Marie-Thérèse Lefebvre s’attaque, quant à elle, à un sujet qui n’a pas beaucoup retenu l’attention des historiens jusqu’ici : l’Underground musical des années 1970 au Québec. Contrairement à l’opinion courante, ce qu’on qualifie de « musique actuelle » n’a pas pris naissance au début des années 1980, mais remonte plutôt à la décennie précédente. L’auteure s’emploie à démontrer l’existence de deux courants distincts au départ : l’overground d’origine européenne, associé à une musique écrite d’avant-garde postsérielle et l’underground d’origine américaine, caractérisé par l’improvisation musicale et un espace de création multidisciplinaire, égalitaire et collectif. Durant les années 1970, une nouvelle génération d’artistes associés à l’underground s’est regroupée au Centre d’essai le Conventum, à La Casanous et à Vehicule Art Gallery. Ces lieux de création ont aussi été des espaces d’échange entre des musiciens largement influencés par le courant de la musique expérimentale américaine et ceux qui, comme Claude Vivier et Walter Boudreau, ont choisi la voie des musiques écrites dans la foulée des écoles européennes. Selon Marie-Thérèse Lefebvre, ces deux visages de la contre-culture convergent de façon éclatante le 3 juin 2000 lors d’un événement unique de la création musicale : la Symphonie du Millénaire, imaginée par Walter Boudreau dès 1965.

Simon Langlois aborde la question peu explorée en sociologie de la mobilité sociale subjective qui pourrait se formuler ainsi : Comment les individus se représentent-ils leur propre situation sociale et leur trajectoire par rapport à leur milieu d’origine et tout au long de leur vie active ? Pour mener à bien son analyse, Simon Langlois s’appuie sur une vaste enquête sur les Représentations sociales des inégalités et de la pauvreté (2013), effectuée au Québec par la firme Léger marketing.
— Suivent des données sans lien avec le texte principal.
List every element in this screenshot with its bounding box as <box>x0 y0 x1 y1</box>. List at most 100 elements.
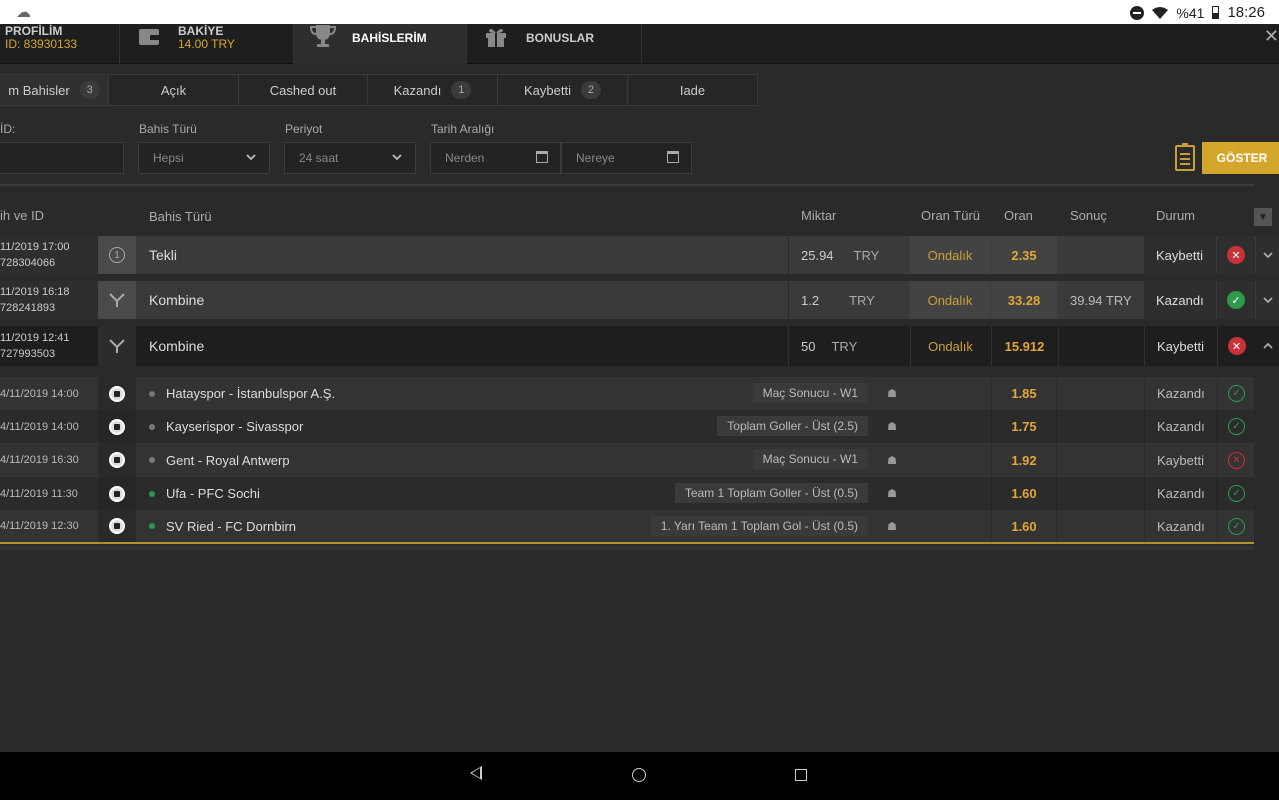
collapse-all-icon[interactable]: ▼ <box>1254 208 1272 226</box>
tab-lost-label: Kaybetti <box>524 82 571 98</box>
tab-my-bets[interactable]: BAHİSLERİM <box>294 24 467 64</box>
status-text: Kaybetti <box>1144 236 1216 274</box>
tab-cashed-out[interactable]: Cashed out <box>239 74 368 106</box>
bet-date: 11/2019 16:18 <box>0 286 70 298</box>
account-header: PROFİLİM ID: 83930133 BAKİYE 14.00 TRY B… <box>0 24 1279 64</box>
stats-icon[interactable]: ☗ <box>880 443 904 477</box>
bet-date-id: 11/2019 12:41 727993503 <box>0 326 98 366</box>
show-button[interactable]: GÖSTER <box>1202 142 1279 174</box>
date-from-input[interactable]: Nerden <box>430 142 561 174</box>
close-icon[interactable]: ✕ <box>1264 26 1279 47</box>
selection-date: 4/11/2019 14:00 <box>0 420 79 433</box>
result-value <box>1058 236 1144 274</box>
bet-type: Kombine <box>149 338 205 354</box>
combo-bet-icon <box>98 326 136 366</box>
date-to-placeholder: Nereye <box>576 151 615 165</box>
market-label: Maç Sonucu - W1 <box>752 383 868 403</box>
status-text: Kazandı <box>1144 510 1216 542</box>
wallet-icon <box>139 29 159 45</box>
clipboard-icon[interactable] <box>1175 143 1195 171</box>
selection-date: 4/11/2019 14:00 <box>0 387 79 400</box>
gift-icon <box>486 28 506 47</box>
divider <box>0 184 1254 186</box>
bet-date: 11/2019 12:41 <box>0 332 70 344</box>
selection-date: 4/11/2019 16:30 <box>0 454 79 466</box>
home-icon[interactable] <box>632 768 646 782</box>
tab-won[interactable]: Kazandı 1 <box>368 74 498 106</box>
bet-id: 728304066 <box>0 257 56 269</box>
football-icon <box>98 510 136 542</box>
recent-apps-icon[interactable] <box>795 769 807 781</box>
selection-row: 4/11/2019 11:30 Ufa - PFC Sochi Team 1 T… <box>0 477 1254 510</box>
odds-value: 1.75 <box>991 410 1057 443</box>
id-input[interactable] <box>0 142 124 174</box>
odds-value: 1.60 <box>991 510 1057 542</box>
back-icon[interactable] <box>470 766 482 780</box>
chevron-down-icon[interactable] <box>1256 236 1279 274</box>
stats-icon[interactable]: ☗ <box>880 377 904 410</box>
battery-percent: %41 <box>1176 4 1205 21</box>
bet-type-label: Bahis Türü <box>139 122 197 136</box>
status-text: Kaybetti <box>1144 326 1216 366</box>
bet-type: Kombine <box>149 292 205 308</box>
tab-balance[interactable]: BAKİYE 14.00 TRY <box>120 24 294 64</box>
football-icon <box>98 377 136 410</box>
tab-my-bets-label: BAHİSLERİM <box>352 31 427 45</box>
currency: TRY <box>853 247 880 263</box>
period-label: Periyot <box>285 122 323 136</box>
bet-amount: 25.94 TRY <box>788 236 909 274</box>
single-bet-icon: 1 <box>98 236 136 274</box>
tab-open[interactable]: Açık <box>109 74 239 106</box>
won-icon: ✓ <box>1217 281 1255 319</box>
col-result: Sonuç <box>1070 208 1107 223</box>
page: ☁ %41 18:26 PROFİLİM ID: 83930133 BAKİYE… <box>0 0 1279 800</box>
odds-value: 33.28 <box>991 281 1057 319</box>
tab-open-label: Açık <box>160 82 187 98</box>
calendar-icon <box>667 151 679 163</box>
count-badge: 1 <box>451 81 472 99</box>
table-row[interactable]: 11/2019 17:00 728304066 1 Tekli 25.94 TRY… <box>0 236 1279 274</box>
won-icon: ✓ <box>1217 510 1255 542</box>
chevron-up-icon[interactable] <box>1256 326 1279 366</box>
table-row[interactable]: 11/2019 12:41 727993503 Kombine 50 TRY On… <box>0 326 1279 366</box>
count-badge: 3 <box>79 81 100 99</box>
match-name: Hatayspor - İstanbulspor A.Ş. <box>166 386 336 401</box>
id-label: İD: <box>0 122 16 136</box>
lost-icon: ✕ <box>1217 443 1255 477</box>
bet-type-value: Hepsi <box>153 151 184 165</box>
user-id: ID: 83930133 <box>5 37 78 51</box>
currency: TRY <box>849 292 875 308</box>
odds-value: 1.60 <box>991 477 1057 510</box>
match-name: SV Ried - FC Dornbirn <box>166 518 297 534</box>
stats-icon[interactable]: ☗ <box>880 477 904 510</box>
tab-refund-label: Iade <box>679 82 706 98</box>
selection-row: 4/11/2019 16:30 Gent - Royal Antwerp Maç… <box>0 443 1254 477</box>
date-from-placeholder: Nerden <box>445 151 485 165</box>
combo-bet-icon <box>98 281 136 319</box>
bet-date-id: 11/2019 16:18 728241893 <box>0 281 98 319</box>
selection-row: 4/11/2019 14:00 Hatayspor - İstanbulspor… <box>0 377 1254 410</box>
tab-bonuses[interactable]: BONUSLAR <box>467 24 642 64</box>
tab-won-label: Kazandı <box>393 82 442 98</box>
result-value: 39.94 TRY <box>1058 281 1144 319</box>
battery-icon <box>1212 6 1220 19</box>
table-row[interactable]: 11/2019 16:18 728241893 Kombine 1.2 TRY O… <box>0 281 1279 319</box>
tab-lost[interactable]: Kaybetti 2 <box>498 74 628 106</box>
chevron-down-icon[interactable] <box>1256 281 1279 319</box>
selection-row: 4/11/2019 12:30 SV Ried - FC Dornbirn 1.… <box>0 510 1254 544</box>
stats-icon[interactable]: ☗ <box>880 510 904 542</box>
lost-icon: ✕ <box>1217 236 1255 274</box>
tab-all-bets[interactable]: m Bahisler 3 <box>0 74 109 106</box>
period-select[interactable]: 24 saat <box>284 142 416 174</box>
tab-refund[interactable]: Iade <box>628 74 758 106</box>
status-dot <box>149 457 155 463</box>
result-value <box>1058 326 1144 366</box>
table-footer <box>0 546 1254 550</box>
odds-value: 1.92 <box>991 443 1057 477</box>
date-to-input[interactable]: Nereye <box>561 142 692 174</box>
amount-value: 1.2 <box>801 292 820 308</box>
stats-icon[interactable]: ☗ <box>880 410 904 443</box>
bet-type-select[interactable]: Hepsi <box>138 142 270 174</box>
tab-profile[interactable]: PROFİLİM ID: 83930133 <box>0 24 120 64</box>
tab-balance-label: BAKİYE <box>178 24 224 38</box>
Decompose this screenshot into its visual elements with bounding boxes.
À la question de savoir si chaque individu interrogé lors de l’enquête considère occuper un statut social supérieur à celui de son père (mobilité intergénérationnelle), la réponse est nettement positive, soit 56% au total. Combiné avec l’âge, ce sentiment de mobilité ascendante est plus accentué chez les individus qui avaient 25 ans au cours des années 1960 et il a tendance à s’atténuer avec les générations suivantes. Ce phénomène s’explique du fait que la génération des années 1960 provenait généralement d’un milieu social modeste. Plus instruits et devenus parents à leur tour, les baby boomers n’ont pas laissé à leurs enfants le même sentiment d’une aussi grande mobilité ascendante. Ces résultats et biens d’autres traités dans cet article abordent la question de la mobilité subjective en tenant compte des changements de statut qui surviennent au cours de la vie active de l’individu. Des facteurs tels que l’âge, le niveau de scolarité, le genre, la catégorie socioprofessionnelle et le revenu familial sont aussi pris en compte. Parmi les résultats les plus significatifs de l’analyse, il faut noter que la perception de faire partie de la classe moyenne provient de deux catégories d’individus de niveau social différent: ceux qui appartiennent à un milieu social plus favorisé et ceux qui se rattachent à un milieu moins favorisé. D’où le caractère hétérogène et complexe de cette nébuleuse des classes moyennes.